De Simon Kimbangu à Nelson Mandela en passant par Lumumba, Amilcar Cabral, Jomo Kenyatta, Sékou Touré, Houphouët Boigny, Kwame NKrumah, Thomas Sankara, Marien Ngouabi, Steven Biko, … Que de richesses d’hommes et de pensées. Qu’avons-nous donc retenu du passage de ces éléphants, de leur lutte, du message qu’ils ont voulu faire passer? Au-delà des mythes qu’ils sont devenus, que reste-t-il d’eux ? Quel projet avons-nous construit pour leur faire honneur ? Qu’avons-nous fait de leur bel exemple ?

Le cimetière des éléphants est-il une prison de pensées qui enterre une deuxième fois nos héros ? Non, je ne pense pas, car comme nous le savons « la vérité même enterrée sous une masse de pierres finit toujours par jaillir ». Les éclaireurs de la nuit veillent. Méditons…

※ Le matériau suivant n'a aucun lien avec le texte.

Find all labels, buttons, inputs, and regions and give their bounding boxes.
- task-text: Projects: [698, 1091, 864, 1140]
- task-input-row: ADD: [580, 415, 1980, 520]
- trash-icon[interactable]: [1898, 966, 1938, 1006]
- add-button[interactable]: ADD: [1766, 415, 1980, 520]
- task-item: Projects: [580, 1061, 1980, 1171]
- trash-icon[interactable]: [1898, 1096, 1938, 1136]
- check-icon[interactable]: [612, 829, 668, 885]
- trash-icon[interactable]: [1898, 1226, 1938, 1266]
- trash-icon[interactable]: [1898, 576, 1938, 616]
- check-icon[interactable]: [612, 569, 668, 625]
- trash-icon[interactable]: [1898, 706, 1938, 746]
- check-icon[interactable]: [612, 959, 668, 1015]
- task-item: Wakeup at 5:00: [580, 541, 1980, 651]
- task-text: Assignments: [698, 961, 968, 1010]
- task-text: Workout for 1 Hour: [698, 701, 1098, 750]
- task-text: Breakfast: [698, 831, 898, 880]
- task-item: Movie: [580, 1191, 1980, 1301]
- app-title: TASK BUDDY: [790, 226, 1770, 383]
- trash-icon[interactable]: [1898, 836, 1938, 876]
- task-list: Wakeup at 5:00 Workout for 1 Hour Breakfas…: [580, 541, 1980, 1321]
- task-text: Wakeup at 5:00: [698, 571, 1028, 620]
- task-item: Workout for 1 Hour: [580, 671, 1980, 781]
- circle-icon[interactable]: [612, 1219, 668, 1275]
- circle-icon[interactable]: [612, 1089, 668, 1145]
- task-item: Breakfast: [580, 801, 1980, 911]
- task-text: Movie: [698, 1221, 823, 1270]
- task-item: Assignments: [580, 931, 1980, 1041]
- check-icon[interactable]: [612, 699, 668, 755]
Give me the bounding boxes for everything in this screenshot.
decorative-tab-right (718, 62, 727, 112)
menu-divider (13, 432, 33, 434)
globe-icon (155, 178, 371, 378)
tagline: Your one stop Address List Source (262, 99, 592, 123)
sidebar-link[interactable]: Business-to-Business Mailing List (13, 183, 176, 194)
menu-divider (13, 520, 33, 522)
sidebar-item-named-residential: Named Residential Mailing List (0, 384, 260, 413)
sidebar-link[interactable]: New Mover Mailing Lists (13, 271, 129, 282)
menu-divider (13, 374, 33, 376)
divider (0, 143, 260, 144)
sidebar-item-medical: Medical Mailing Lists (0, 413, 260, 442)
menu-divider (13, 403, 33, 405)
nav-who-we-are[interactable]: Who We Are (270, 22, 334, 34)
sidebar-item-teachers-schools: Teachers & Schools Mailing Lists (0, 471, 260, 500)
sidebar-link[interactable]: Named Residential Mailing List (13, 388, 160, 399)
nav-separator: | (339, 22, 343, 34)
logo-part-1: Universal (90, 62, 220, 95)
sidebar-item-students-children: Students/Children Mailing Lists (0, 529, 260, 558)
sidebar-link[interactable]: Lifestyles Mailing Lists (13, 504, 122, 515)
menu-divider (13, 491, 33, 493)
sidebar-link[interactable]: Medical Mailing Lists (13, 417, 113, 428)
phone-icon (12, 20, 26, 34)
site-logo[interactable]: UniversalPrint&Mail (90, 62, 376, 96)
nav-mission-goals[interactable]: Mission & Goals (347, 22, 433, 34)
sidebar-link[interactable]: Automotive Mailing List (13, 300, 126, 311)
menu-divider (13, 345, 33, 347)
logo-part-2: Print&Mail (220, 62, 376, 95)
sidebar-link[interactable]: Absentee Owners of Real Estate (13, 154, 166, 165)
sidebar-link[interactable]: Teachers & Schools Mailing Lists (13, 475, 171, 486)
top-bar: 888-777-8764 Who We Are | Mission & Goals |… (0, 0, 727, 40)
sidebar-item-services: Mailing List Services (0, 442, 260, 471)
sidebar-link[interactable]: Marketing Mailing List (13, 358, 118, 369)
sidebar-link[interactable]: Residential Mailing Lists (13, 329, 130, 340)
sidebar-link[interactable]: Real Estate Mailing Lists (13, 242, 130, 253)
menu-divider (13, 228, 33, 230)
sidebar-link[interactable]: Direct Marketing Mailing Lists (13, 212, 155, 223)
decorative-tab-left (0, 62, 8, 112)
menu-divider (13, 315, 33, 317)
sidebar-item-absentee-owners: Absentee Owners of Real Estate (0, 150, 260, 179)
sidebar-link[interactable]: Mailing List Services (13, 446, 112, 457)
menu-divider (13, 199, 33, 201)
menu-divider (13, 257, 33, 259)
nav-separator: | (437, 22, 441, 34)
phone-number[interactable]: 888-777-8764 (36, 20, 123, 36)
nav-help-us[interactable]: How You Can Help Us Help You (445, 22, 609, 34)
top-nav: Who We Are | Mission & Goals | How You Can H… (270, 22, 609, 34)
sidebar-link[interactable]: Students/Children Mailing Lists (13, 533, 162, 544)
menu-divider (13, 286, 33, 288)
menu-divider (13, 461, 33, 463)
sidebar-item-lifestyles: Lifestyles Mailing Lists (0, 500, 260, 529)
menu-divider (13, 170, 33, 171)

« Un homme qui prive un autre homme de sa liberté est prisonnier de la haine, des préjugés et de l’étroitesse d’esprit. »
Nelson Mandela



« L’arme la plus puissante entre les mains de l’oppresseur est l’esprit de l’opprimé. »
Stephen Bantu Biko



« Quand ton pays est sale et manque de paix durable tu ne peux lui rendre sa dignité et sa propreté qu’en le lavant avec ton sang. »
Marien Ngouabi



« Afin de jouer pleinement le rôle qui lui incombe dans la lutte de libération nationale la petite bourgeoisie révolutionnaire doit être capable de commettre un suicide en tant que classe, afin d’être ramenée à la vie dans les conditions de travailleurs… s’identifiant totalement aux aspirations les plus profondes de son peuple. »
Amilcar Cabral



« Parce que de toutes les races humaines nous appartenons à celles qui ont le plus souffert nous nous sommes jurés de ne plus jamais accepter sur la moindre parcelle de cette terre le moindre déni de justice. »
Thomas Sankara



« Ni brutalités, ni sévices, ni tortures ne m’ont jamais amené à demander la grâce, car je préfère mourir la tête haute, la foi inébranlable et la confiance profonde dans la destiné de mon pays, plutôt que vivre dans la soumission et le mépris des principes sacrés. »
Patrice Lumumba

Les enfants d’Afrique doivent non seulement se souvenir de ces têtes pensantes qui ont incarné à la fois des hommes politiques d’une droiture exemplaire et des philosophes à la pensée si puissante qu’elle continue de nous illuminer aujourd’hui, mais aussi étudier, étudier et encore étudier leur parcours, leurs succès, leurs erreurs et surtout appréhender, analyser, comprendre leur projet pour l'Afrique. Ils nous ont légué cette richesse et nous devons honorer leur mémoire en gardant intact le feu de leur combat, de notre combat. Le cimetière des éléphants d’Afrique doit devenir une plate forme d’idées et de combat contre toute forme d’injustice.